Democrats also sicced the CIA on President Trump, report says

It seems that while Democrats were strategizing to persuade the FBI before President Trump took office to investigate a non-existent connection between his campaign and a Russian bank, they also were pushing a separate hoax to the CIA, according to a new analysis by Margot Cleveland, the senior legal correspondent at The Federalist.

It involved the alleged use by Trump and his associates of "supposedly rare, Russian-made wireless phones in the vicinity of the White House and other locations."

Cleveland, who has been a contributor to National Review Online, the Washington Examiner, Aleteia, and Townhall.com following a career that included 25 years as a permanent law clerk for a federal appellate judge, explained that the newest documentation available in special counsel John Durham's case against Clinton campaign lawyer Michael Sussman, for lying to the FBI, reveals the additional maneuverings.

She charged that the documentation suggests the Democrats at that time "sicced the CIA on their domestic enemy, the president."

She said the information that is becoming available in the Sussman case, in which he is accused of lying to the FBI to try to persuade the agency to investigate a hoax – the idea that Trump's campaign was linked to Russian interests – he also tried to convince the CIA to look into the "phones" scandal.

The documents, she explained, "suggest the tech gurus behind the Alfa Bank hoax also tracked Donald Trump’s movements to devise another collusion conspiracy theory."

She said the "Yotaphone hoax" is an "equally serious scandal because it involved both the mining of proprietary information and sensitive data from the Executive Office of the President (EOP) and the apparent surveillance of Trump’s physical movements."

She said the documentation comes from the case accusing Sussman and others of creating the impression that "Trump had maintained a secret communication network with the Russia-based Alfa Bank."

Sussman is accused of giving those claims to the FBI, falsely saying he was sharing the information "on his own" when, in fact, he was representing the Clinton campaign.

She explained the Sussman indictment also outlined how Sussman shared information with the CIA, too, "while allegedly repeating the same false claim that he was not sharing the 'intel' on behalf of any client."

Then, as part of Durham's work, it was revealed "for the first time that when Sussmann met with the CIA in early 2017, he provided agents with internet data beyond the Alfa Bank conspiracy theory.
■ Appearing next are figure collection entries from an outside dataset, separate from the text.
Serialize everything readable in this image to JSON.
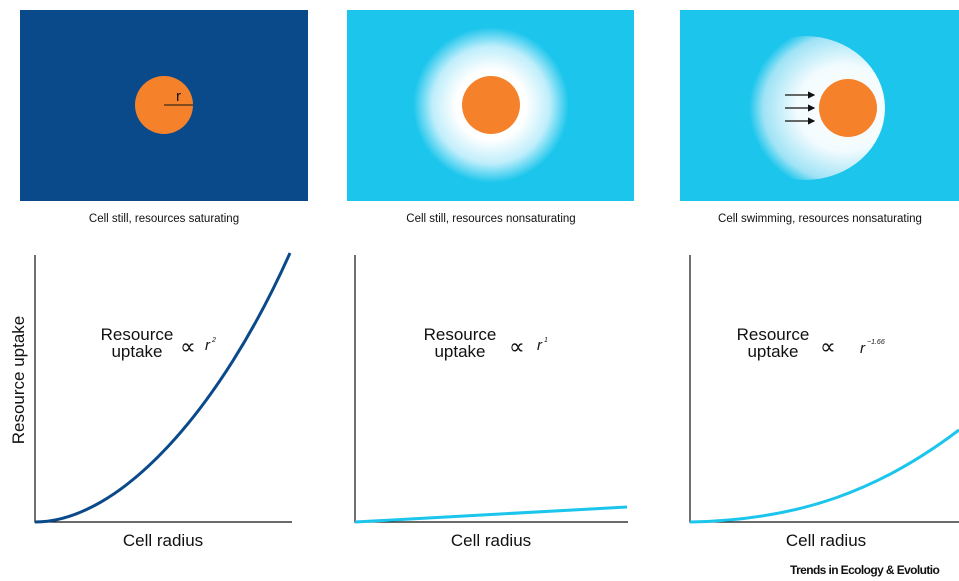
{
  "panels": [
    {
      "caption": "Cell still, resources saturating",
      "radius_label": "r",
      "x_label": "Cell radius",
      "y_label": "Resource uptake",
      "equation": {
        "line1": "Resource",
        "line2": "uptake",
        "symbol": "∝",
        "base": "r",
        "exponent": "2"
      }
    },
    {
      "caption": "Cell still, resources nonsaturating",
      "x_label": "Cell radius",
      "equation": {
        "line1": "Resource",
        "line2": "uptake",
        "symbol": "∝",
        "base": "r",
        "exponent": "1"
      }
    },
    {
      "caption": "Cell swimming, resources nonsaturating",
      "x_label": "Cell radius",
      "equation": {
        "line1": "Resource",
        "line2": "uptake",
        "symbol": "∝",
        "base": "r",
        "exponent": "~1.66"
      }
    }
  ],
  "footer": "Trends in Ecology & Evolutio"
}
This data, Sussmann claimed, 'demonstrated that Trump and/or his associates were using supposedly rare, Russian-made wireless phones in the vicinity of the White House and other locations,'" Cleveland reported.

Details from the court filings now explain that Sussman claimed a client "had some interesting information about the presence and activity of a unique Russian made phone around President Trump."

"According to the notes, Sussmann also told his contact that 'the phone was never noticed in two places at once' and was seen 'only around the president’s movement," the report said.

"According to Sussmann, the Yotaphone connected to Trump made a number of WiFi calls to Moscow and St. Petersburg from April 2016 until February 2017," the report said.

Sussman reportedly said his "client" would provide the data to "senior" officers and if they declined, would go to the media.

And Sussman said he wanted the CIA "to know about the Yotaphone activity close to the president."

"These people were watching Trump for years," the report explained because Durham's review showed the monitoring had begun as early as 2014.

"But Sussmann omitted that detail when providing the material to the CIA," the report said.

Troubling, the report said, is the fact that the spying on Trump appeared "directly targeted" at networks Trump used. Further, "Even more disconcerting are the repeated references in the memoranda to Trump’s physical location during the DNS lookups, whether at the Trump Tower, in Michigan, or at the White House."

"That a political enemy of Trump would provide the CIA fraudulent-by-omission data to prompt an investigation into the sitting president of the United States is horrifying," Cleveland explained.